Exactly. It is my contention that IS provides location transparency (as defined above) directly out of the box with virtually no effort at all. Only when IS is used as an application in and of itself (e.g. you’ve written some services that stand on their own) does it not provide some level of location transparency.

Even when using IS for its web services capabilities, you get location transparency. Not for the services themselves, but for the supporting “behind the scenes” players that help make the service work. To get location transparency for the services themselves, IS needs help (Fabric fits the bill).

All abstraction devices that try to simplify the multiple, point-to-point web of connections (device drivers, naming services, brokers, directories, etc.) use an intermediary. By definition, that intermediary’s location must be known (or resolvable) to the client/application. A broker itself isn’t location transparent. Adapters, clients, services, etc. need to know where the broker is. But the broker provides location transparency for the applications that are on “the other side” of the connection.

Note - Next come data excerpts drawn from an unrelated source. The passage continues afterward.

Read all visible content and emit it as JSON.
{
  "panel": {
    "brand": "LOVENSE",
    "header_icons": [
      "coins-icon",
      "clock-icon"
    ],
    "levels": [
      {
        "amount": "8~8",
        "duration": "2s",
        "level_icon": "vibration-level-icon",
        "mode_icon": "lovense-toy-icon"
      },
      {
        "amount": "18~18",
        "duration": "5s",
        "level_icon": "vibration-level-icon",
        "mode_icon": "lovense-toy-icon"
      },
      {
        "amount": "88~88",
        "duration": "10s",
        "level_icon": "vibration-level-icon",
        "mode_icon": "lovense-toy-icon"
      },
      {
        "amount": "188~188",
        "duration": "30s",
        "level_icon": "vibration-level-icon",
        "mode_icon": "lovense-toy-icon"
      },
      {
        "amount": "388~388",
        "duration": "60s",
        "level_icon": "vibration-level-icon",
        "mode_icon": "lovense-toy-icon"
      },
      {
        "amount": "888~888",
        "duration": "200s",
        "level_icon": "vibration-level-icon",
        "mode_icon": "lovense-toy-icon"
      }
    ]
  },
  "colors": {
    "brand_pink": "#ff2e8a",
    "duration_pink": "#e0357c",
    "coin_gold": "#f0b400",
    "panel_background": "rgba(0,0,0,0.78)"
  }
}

Mark C. asked for ‘an example of “location transparency” in practice?’ Virtually every single IS-based project I’ve worked on provided location transparency. Some brief examples:

  • Orders in XML form sent from fulfillment system to IS via a queuing facility. IS translated the XML to EDI which were forwarded to external partners via FTP. The fulfillment system has no idea that the transformation is occurring, no idea about the communication methods and certainly no clue about which applications that the orders ultimately ended up in. Each of these components could change without the fulfillment system knowing.

  • Orders from a new J2EE system sent to IS via a queueing facility. IS translates and sends to a mainframe app via its EDI translator interface. The J2EE system does not know the orders are going to a mainframe. Indeed, it doesn’t know if the order goes anywhere at all.